By the end of February, levels of vaccine uptake by healthcare workers were so low that Sindh’s health minister ordered all government healthcare workers to take the vaccine or face disciplinary action, with similar orders given by directors at main government hospitals.
According to the country’s health ministry, meanwhile, there has not been a single case of serious side-effects from the vaccine reported in Pakistan since vaccinations began.
The concerns around safety alone, however, may not be enough to fully explain the hesitancy, says Maha Rehman, a data analytics specialist and member of faculty at the Lahore-based LUMS University.
“Efficacy data alone is not enough to [understand the] scepticism around the vaccine rollout,” she says. “The overall level of trust in the health service provider is critical.”
Pakistan consistently ranks low on global healthcare indicators such as access to healthcare and child mortality.
It is one of two countries in the world where polio remains endemic and faces a number of other health challenges.

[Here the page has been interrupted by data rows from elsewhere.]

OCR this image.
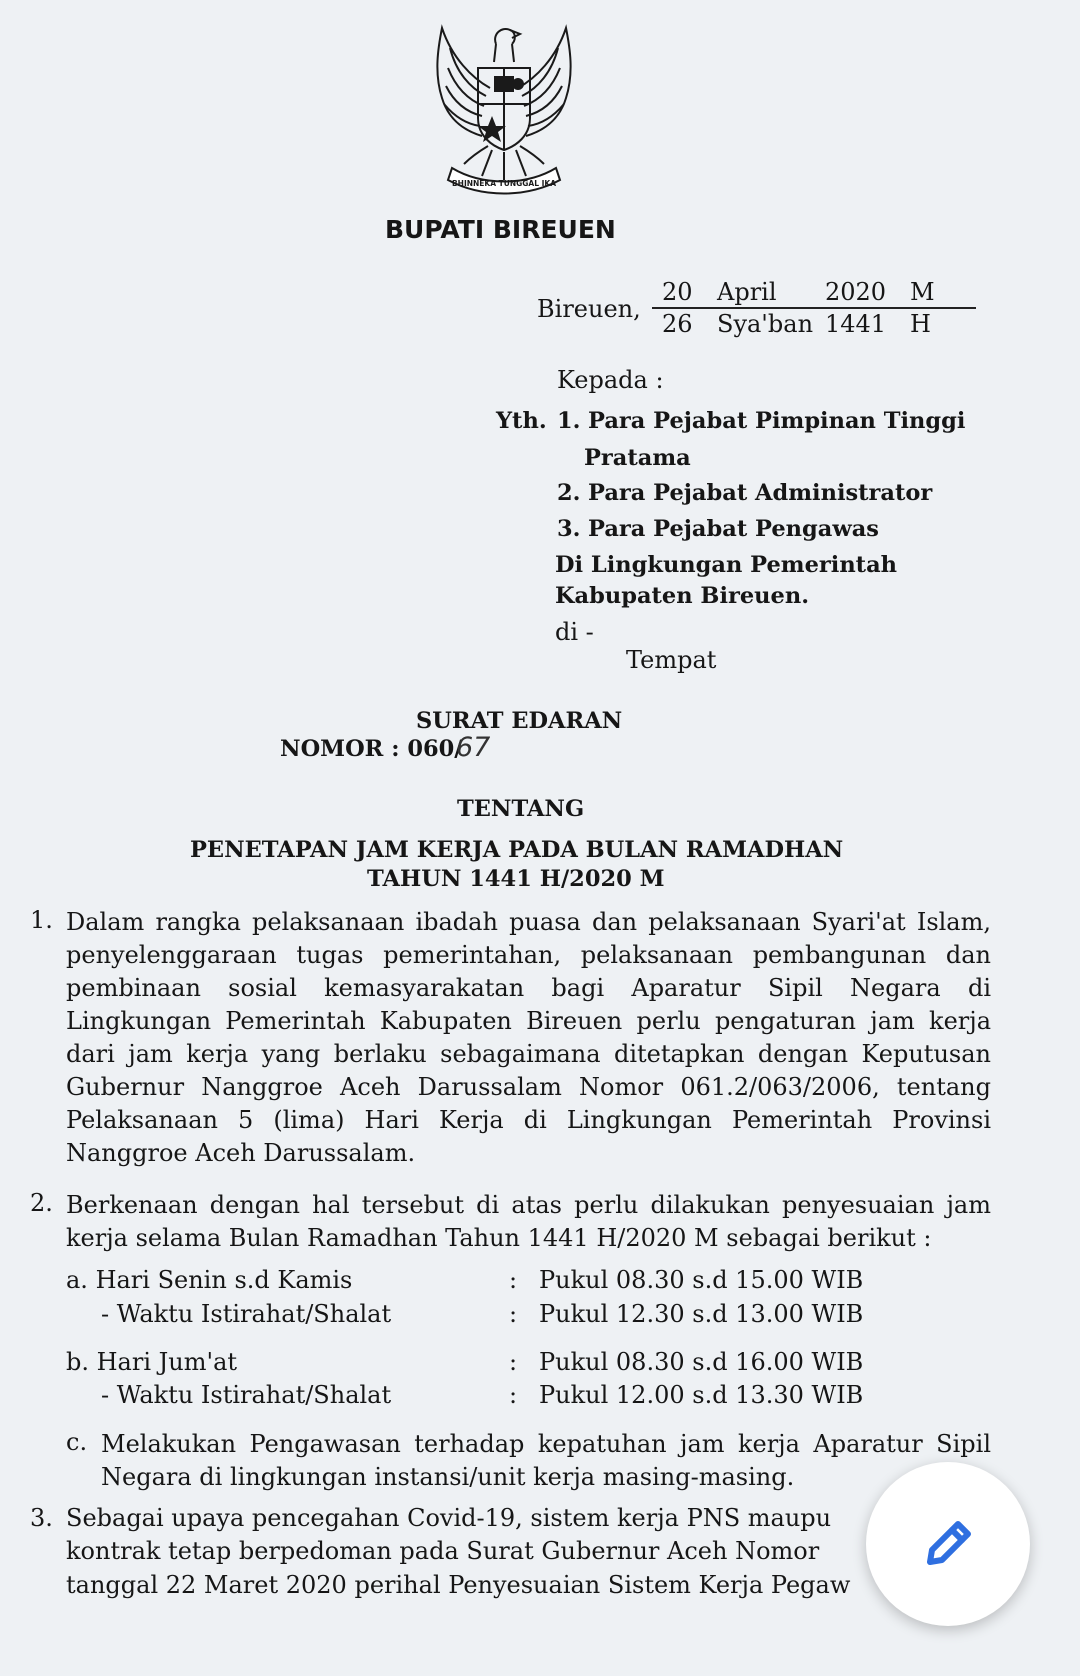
BHINNEKA TUNGGAL IKA
BUPATI BIREUEN
Bireuen,
20 April 2020 M
26 Sya'ban 1441 H
Kepada :
Yth. 1. Para Pejabat Pimpinan Tinggi
Pratama
2. Para Pejabat Administrator
3. Para Pejabat Pengawas
Di Lingkungan Pemerintah
Kabupaten Bireuen.
di -
Tempat
SURAT EDARAN
NOMOR : 060/
67
TENTANG
PENETAPAN JAM KERJA PADA BULAN RAMADHAN
TAHUN 1441 H/2020 M
1. Dalam rangka pelaksanaan ibadah puasa dan pelaksanaan Syari'at Islam,
penyelenggaraan tugas pemerintahan, pelaksanaan pembangunan dan
pembinaan sosial kemasyarakatan bagi Aparatur Sipil Negara di
Lingkungan Pemerintah Kabupaten Bireuen perlu pengaturan jam kerja
dari jam kerja yang berlaku sebagaimana ditetapkan dengan Keputusan
Gubernur Nanggroe Aceh Darussalam Nomor 061.2/063/2006, tentang
Pelaksanaan 5 (lima) Hari Kerja di Lingkungan Pemerintah Provinsi
Nanggroe Aceh Darussalam.
2. Berkenaan dengan hal tersebut di atas perlu dilakukan penyesuaian jam
kerja selama Bulan Ramadhan Tahun 1441 H/2020 M sebagai berikut :
a. Hari Senin s.d Kamis	: Pukul 08.30 s.d 15.00 WIB
- Waktu Istirahat/Shalat	: Pukul 12.30 s.d 13.00 WIB
b. Hari Jum'at	: Pukul 08.30 s.d 16.00 WIB
- Waktu Istirahat/Shalat	: Pukul 12.00 s.d 13.30 WIB
c. Melakukan Pengawasan terhadap kepatuhan jam kerja Aparatur Sipil
Negara di lingkungan instansi/unit kerja masing-masing.
3. Sebagai upaya pencegahan Covid-19, sistem kerja PNS maupu
kontrak tetap berpedoman pada Surat Gubernur Aceh Nomor
tanggal 22 Maret 2020 perihal Penyesuaian Sistem Kerja Pegaw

“People don’t really trust the government,” says Rehman.
“They don’t trust what vaccine they will get, will it be a trial, will it be a placebo? […] There needs to be an active policy shift that everything is being done very, very transparently.”
Health Minister Sultan says that concern may not be relevant, pointing out that vaccines have been developed by international companies and are being administered worldwide.
“At the end of the day, people do know that the vaccines have not been made in a backroom by anyone, they have been made by leading entities in advanced countries who used their technological muscle [and] invest[ed] billions of dollars,” he says.